The sensitivity of immunoassays can be impacted by the sample matrix [
35,
36]. The competitive ELISA for paenibacillin exhibited high sensitivity and accuracy, as demonstrated by its capacity to detect spiked paenibacillin in various matrices (
Figure 7) with high recover rates (≥78.2%). Paenibacillin was spiked at 2.5–10 µg/mL to potentially represent the approximate levels at which the peptide is produced by
P. polymyxa strains. However, paenibacillin recovery was slightly affected in MRS broth and skim milk solution when the antimicrobial peptide was spiked at 10 µg/mL. This could be attributed to the presence of proteins in these matrices that might compete with paenibacillin for binding to the anti-paenibacillin antibodies or to paenibacillin.
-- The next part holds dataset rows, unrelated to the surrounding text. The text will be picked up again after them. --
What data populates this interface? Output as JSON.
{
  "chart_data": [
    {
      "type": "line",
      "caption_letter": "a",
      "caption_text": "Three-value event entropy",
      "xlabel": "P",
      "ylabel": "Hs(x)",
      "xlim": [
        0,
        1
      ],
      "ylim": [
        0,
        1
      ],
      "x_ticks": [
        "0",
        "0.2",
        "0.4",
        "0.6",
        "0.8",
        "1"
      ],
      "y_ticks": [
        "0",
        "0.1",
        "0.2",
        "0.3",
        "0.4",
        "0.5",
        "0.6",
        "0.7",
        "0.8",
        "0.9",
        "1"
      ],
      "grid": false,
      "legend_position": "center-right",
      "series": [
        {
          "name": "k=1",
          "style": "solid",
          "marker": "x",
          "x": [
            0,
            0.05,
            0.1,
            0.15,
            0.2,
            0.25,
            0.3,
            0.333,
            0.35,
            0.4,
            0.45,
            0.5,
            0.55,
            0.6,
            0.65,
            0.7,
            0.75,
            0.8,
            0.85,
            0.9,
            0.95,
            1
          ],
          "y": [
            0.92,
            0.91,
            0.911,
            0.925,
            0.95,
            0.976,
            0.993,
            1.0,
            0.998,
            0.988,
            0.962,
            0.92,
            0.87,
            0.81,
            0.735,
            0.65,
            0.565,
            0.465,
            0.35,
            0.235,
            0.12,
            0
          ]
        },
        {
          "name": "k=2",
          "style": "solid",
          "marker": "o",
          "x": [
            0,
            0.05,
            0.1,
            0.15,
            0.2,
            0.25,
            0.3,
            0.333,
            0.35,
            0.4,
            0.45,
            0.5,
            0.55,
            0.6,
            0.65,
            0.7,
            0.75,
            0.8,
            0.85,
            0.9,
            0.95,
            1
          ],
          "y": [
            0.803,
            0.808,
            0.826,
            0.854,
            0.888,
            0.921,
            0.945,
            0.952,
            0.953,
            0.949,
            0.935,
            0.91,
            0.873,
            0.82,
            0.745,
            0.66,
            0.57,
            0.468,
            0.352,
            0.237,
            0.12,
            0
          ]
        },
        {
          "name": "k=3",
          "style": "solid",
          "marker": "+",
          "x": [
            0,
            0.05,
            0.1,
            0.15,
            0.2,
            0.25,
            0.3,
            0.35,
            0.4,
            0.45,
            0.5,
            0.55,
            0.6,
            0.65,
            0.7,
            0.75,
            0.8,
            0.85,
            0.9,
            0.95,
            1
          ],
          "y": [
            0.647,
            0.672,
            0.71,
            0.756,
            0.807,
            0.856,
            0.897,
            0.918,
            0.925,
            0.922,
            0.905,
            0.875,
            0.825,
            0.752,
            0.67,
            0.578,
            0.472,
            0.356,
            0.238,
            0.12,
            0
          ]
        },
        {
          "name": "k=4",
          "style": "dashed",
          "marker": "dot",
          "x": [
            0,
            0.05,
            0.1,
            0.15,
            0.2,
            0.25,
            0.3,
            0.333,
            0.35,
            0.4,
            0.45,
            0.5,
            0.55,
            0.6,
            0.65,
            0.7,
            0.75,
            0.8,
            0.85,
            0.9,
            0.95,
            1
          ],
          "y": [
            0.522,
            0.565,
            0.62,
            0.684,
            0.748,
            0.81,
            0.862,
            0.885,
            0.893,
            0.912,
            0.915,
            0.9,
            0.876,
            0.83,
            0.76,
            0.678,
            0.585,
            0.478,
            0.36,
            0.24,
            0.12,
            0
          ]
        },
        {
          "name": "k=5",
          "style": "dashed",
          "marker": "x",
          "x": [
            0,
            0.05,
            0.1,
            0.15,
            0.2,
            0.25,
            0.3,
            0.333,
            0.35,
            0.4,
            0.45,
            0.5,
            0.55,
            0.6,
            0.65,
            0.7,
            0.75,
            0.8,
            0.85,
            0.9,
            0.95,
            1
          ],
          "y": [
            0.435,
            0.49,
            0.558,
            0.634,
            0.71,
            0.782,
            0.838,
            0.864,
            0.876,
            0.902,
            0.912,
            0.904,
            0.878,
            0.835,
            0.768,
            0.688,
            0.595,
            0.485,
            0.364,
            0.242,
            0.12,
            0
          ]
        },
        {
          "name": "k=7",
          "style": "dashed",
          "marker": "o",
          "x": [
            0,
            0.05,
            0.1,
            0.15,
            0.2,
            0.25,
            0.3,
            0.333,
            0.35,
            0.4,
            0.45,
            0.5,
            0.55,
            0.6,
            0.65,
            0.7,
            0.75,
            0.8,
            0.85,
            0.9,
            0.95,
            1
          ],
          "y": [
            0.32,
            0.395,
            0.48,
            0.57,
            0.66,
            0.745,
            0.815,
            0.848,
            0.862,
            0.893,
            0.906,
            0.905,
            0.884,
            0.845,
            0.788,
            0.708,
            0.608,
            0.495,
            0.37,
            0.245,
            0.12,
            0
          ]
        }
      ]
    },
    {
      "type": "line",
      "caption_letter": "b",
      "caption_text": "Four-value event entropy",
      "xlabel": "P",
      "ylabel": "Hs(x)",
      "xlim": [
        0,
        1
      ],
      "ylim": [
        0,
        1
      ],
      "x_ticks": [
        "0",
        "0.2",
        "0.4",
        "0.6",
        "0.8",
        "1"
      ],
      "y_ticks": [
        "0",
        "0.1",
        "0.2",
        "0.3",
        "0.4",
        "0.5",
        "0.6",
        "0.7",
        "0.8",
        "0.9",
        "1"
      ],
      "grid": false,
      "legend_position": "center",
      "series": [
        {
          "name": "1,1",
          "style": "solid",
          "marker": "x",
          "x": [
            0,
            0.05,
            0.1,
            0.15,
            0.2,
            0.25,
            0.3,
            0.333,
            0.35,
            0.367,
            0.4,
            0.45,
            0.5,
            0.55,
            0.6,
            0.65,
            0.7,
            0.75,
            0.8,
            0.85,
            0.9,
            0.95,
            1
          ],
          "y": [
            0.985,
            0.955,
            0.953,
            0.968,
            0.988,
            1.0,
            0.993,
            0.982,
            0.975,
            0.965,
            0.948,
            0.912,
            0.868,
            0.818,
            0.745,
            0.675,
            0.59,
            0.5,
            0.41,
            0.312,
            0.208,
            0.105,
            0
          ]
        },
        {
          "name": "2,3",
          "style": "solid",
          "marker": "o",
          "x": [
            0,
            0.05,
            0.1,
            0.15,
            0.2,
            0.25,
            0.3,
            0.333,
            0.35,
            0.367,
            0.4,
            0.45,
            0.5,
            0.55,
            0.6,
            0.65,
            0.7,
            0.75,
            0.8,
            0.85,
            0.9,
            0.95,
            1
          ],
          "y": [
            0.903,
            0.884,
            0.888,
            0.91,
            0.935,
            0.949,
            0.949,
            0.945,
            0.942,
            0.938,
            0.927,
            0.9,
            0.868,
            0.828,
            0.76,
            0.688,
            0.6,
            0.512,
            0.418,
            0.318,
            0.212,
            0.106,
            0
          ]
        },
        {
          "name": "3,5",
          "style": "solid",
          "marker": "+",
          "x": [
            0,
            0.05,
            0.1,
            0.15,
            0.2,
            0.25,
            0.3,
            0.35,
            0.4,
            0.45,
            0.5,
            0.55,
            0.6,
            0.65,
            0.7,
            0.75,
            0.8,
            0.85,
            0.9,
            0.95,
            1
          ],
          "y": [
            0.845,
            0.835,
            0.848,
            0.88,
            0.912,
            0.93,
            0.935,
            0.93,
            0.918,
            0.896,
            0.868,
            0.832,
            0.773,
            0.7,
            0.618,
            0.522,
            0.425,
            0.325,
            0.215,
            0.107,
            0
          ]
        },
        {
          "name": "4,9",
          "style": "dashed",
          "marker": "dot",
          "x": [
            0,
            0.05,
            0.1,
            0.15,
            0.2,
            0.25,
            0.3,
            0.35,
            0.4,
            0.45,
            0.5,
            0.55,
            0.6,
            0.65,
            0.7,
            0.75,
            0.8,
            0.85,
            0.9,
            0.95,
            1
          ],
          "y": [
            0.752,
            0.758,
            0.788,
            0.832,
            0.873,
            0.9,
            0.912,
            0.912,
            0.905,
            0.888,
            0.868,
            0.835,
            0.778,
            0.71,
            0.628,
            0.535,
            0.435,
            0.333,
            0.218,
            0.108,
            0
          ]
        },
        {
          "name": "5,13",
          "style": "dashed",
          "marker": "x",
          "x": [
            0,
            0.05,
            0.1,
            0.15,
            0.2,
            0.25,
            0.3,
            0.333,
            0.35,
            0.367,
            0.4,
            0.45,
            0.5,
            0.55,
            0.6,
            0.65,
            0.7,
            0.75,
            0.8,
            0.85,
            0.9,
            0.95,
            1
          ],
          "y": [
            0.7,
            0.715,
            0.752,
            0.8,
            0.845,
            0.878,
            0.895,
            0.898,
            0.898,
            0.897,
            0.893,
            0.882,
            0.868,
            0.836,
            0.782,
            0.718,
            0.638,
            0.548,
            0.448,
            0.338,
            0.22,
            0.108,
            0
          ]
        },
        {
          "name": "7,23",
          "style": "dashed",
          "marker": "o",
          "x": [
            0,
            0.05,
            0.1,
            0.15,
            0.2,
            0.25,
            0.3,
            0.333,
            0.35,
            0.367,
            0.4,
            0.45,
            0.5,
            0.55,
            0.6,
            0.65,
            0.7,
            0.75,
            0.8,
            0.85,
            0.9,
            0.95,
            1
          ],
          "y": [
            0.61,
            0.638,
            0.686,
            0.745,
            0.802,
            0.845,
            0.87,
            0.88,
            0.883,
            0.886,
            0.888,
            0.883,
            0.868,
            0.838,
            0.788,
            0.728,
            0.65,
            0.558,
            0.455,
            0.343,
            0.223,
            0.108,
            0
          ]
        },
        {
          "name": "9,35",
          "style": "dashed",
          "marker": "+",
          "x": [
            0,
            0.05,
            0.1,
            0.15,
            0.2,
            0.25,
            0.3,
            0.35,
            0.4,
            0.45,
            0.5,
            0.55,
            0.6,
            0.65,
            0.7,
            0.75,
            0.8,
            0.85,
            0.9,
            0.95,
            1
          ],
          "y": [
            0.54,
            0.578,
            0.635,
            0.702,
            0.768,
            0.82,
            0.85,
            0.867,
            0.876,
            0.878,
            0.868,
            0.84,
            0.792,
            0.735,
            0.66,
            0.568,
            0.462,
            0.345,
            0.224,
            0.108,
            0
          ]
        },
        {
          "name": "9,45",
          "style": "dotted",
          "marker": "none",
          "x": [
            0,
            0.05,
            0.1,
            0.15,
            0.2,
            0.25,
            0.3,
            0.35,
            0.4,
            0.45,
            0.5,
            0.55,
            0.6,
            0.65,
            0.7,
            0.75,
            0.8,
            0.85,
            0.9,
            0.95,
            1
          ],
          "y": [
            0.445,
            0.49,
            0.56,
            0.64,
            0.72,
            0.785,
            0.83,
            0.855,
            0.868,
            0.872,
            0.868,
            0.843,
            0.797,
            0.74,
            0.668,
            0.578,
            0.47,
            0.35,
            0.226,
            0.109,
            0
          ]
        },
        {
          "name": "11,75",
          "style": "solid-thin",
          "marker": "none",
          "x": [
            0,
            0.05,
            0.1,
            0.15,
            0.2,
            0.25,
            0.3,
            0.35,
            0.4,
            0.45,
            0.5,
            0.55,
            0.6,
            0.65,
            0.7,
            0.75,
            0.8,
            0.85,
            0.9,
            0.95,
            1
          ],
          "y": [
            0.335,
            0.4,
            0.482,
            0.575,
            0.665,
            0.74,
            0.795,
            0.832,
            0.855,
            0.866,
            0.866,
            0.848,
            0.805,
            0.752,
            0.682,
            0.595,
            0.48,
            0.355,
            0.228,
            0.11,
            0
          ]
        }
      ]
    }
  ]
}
Nonetheless, additional investigation is required to verify this assumption and to improve the recovery of the lantibiotic. Moreover, the competitive ELISA demonstrated sufficient repeatability in paenibacillin recovery from these matrices as evident by the low %CV. Specifically, for a spiked paenibacillin concentration of 2.5 µg/mL, the %CV values were 2.6% in MRS broth, 3.7% in 10% skim milk solution, and 3.8% in PBS. At a higher paenibacillin concentration of 10 µg/mL, the %CV values were 0.95% in MRS broth, 5.6% in 10% skim milk solution, and 6.6% in PBS. These findings indicate the assay’s limited variability across different matrices.